Love for a Mother

You know how you fall in love with a woman,
young, or at least never a mother,
still with that leanness hinting of girlhood;
and you have your times and adventures,
and wonderful moments together
enjoying all the sweet pleasures that come from love;
till the day comes when you realize –
you’ve grown familiar,
your routines are habits,
life has reached a crux,
will something be added?,
will something be lost?
And she turns to you one day in all her loveliness,
sitting leaning back, soaking up the sun at the beach,
as beautiful as you’ve ever imagined her,
and she says “I want a baby.”
“Of course,” you say, “I love you,”
and it takes a great deal of that to make a baby.
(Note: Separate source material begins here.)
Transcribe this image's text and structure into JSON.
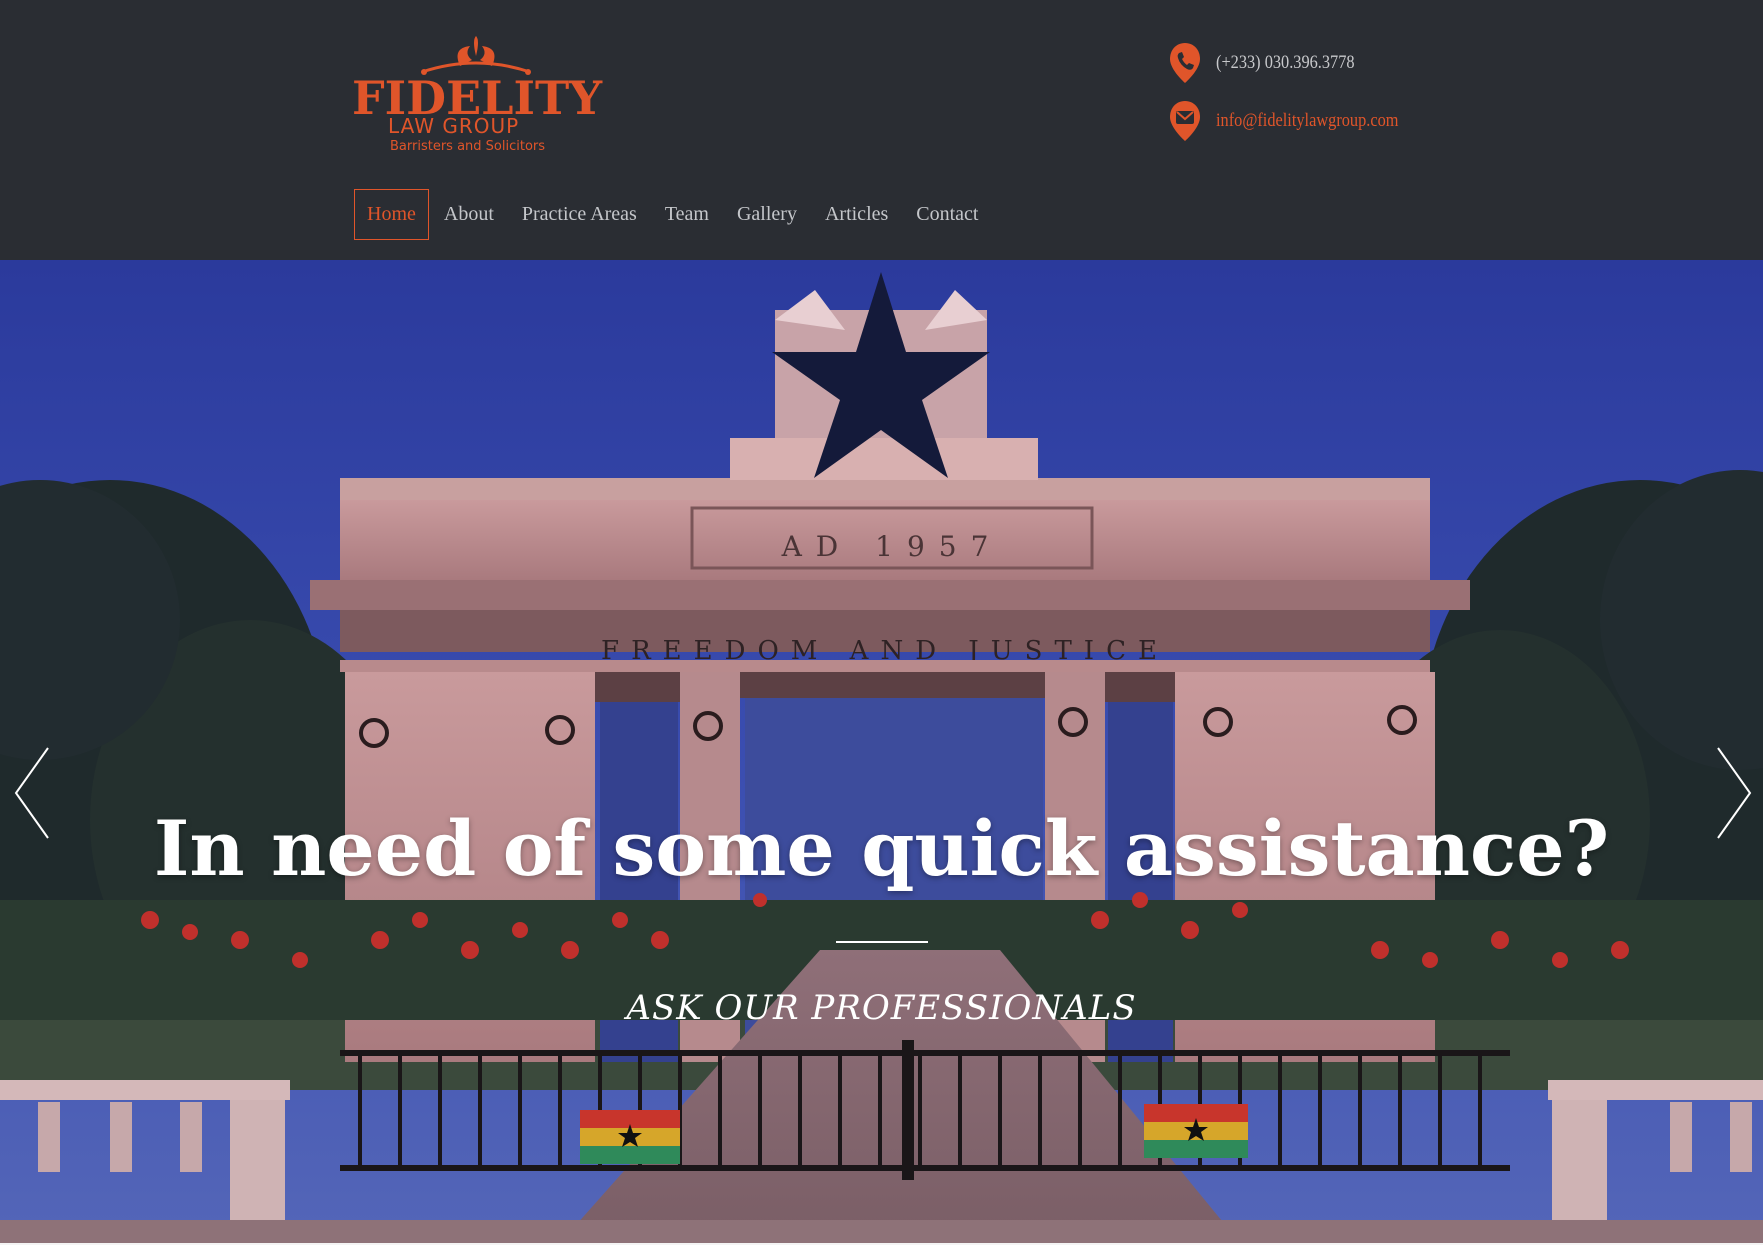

It is then that you learn why nature made love so engaging;
for love’s purpose is to remove the functioning of mind
from the process of reproduction.
Soon, she is absorbed completely in herself,
with life revolving around her three concerns:
what am I feeling?,
what am I eating?,
what am I wearing?
And you, dear boy,
are now a forgotten accessory of a former life,
a life completely taken over by the alien invader,
the explosion in the belly of your former manhood trophy.
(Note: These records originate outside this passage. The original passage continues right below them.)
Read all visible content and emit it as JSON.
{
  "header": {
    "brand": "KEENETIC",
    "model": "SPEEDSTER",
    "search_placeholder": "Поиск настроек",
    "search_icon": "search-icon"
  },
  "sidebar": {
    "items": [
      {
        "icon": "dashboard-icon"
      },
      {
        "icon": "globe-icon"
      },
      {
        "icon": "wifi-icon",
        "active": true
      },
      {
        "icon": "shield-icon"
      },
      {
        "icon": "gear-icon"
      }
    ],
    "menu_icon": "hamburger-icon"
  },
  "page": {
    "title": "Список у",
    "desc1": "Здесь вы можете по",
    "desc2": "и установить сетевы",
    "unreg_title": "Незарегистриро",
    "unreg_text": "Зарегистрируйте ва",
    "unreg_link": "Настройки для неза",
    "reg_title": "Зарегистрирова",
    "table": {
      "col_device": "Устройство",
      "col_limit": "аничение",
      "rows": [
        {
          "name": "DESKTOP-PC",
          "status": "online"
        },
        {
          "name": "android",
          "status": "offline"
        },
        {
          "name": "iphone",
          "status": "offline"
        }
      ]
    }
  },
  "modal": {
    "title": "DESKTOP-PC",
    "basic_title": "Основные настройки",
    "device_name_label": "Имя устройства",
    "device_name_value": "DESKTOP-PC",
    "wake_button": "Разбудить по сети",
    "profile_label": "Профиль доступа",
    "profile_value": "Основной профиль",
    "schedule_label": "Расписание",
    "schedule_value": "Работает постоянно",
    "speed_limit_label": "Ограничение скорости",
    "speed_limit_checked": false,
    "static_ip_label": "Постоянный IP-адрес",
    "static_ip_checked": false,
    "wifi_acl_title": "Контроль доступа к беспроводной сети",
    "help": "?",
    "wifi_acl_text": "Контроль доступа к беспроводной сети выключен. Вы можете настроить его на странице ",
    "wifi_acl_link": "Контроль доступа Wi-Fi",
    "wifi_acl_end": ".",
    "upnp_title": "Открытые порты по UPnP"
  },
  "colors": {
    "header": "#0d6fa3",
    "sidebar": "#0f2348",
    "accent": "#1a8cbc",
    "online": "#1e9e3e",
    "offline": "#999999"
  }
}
You are no longer the practice child,
your second mother has gone,
your role now is to fetch and carry,
to bring what is needed for the comfort of her egg;
and so are children brought into this life.

Time passes,
it never seems that long in retrospect,
and the whole spectrum of this fresh childhood
flashes through your life, and your children grow,
to lose their fascination with your presence,
fading into a smattering of phone calls and birthday cards.

You glance up,
releasing a breath you may have held for decades,
and you see her again,
how beautiful, this mother you’ve married,
a bathing beauty you can still see so clearly
within that soft layer of maternity,
her mind abuzz with families of distractions,
seeing past you like a breeze she walks through
after decades of silent practice with each other.
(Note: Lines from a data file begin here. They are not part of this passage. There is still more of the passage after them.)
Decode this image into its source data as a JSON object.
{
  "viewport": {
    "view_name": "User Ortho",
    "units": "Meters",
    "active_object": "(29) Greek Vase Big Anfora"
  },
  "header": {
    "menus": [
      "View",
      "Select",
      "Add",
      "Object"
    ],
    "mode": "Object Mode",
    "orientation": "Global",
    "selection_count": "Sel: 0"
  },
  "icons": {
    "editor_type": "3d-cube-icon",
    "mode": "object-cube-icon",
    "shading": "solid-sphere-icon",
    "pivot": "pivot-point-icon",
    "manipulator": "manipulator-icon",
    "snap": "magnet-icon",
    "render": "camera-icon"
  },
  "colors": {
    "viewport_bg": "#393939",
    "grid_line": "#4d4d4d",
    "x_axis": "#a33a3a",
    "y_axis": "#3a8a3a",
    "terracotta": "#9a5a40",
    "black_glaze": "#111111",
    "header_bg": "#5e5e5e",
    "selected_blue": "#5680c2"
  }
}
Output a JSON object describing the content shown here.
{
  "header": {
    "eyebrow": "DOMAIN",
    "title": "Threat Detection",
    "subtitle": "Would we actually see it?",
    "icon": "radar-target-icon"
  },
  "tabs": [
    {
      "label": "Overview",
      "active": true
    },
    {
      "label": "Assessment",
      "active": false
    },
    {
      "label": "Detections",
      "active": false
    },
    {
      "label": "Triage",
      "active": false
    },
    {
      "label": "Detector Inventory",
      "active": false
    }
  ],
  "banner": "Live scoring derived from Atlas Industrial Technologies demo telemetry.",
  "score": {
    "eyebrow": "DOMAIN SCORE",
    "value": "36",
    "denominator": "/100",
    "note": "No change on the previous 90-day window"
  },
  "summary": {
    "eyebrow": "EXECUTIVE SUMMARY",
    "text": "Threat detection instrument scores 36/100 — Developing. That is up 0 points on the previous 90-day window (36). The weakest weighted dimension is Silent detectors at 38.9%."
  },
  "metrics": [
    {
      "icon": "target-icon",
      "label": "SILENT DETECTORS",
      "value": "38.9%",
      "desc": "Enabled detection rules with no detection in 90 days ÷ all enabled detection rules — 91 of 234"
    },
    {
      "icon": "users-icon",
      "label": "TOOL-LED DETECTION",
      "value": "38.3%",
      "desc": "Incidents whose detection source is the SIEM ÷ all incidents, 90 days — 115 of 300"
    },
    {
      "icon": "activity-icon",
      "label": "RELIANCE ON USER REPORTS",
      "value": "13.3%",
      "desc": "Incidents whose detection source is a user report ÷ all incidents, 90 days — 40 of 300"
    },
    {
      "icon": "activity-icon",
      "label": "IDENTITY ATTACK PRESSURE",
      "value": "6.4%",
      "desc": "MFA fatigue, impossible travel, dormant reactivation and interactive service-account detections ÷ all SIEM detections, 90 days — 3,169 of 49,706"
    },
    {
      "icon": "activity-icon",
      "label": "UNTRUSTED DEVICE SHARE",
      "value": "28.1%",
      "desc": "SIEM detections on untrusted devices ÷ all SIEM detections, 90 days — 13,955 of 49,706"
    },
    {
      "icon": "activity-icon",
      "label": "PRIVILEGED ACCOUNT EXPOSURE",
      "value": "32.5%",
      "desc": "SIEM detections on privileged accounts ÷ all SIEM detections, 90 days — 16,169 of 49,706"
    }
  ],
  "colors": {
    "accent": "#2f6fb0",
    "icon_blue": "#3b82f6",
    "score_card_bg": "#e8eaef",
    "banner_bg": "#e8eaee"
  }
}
Time and intermingled living add such depth
to what endures in our affections.
Ah, the young lovers, lost in each other,
how little they know of this love for a mother.
This trophy has taken you
from merely being a man to truly being a hero.
You see that girl who could dance all night,
you see that woman of love beyond dreaming.
You catch her eye, and ask “now?”
She smiles that smile, and walks your way.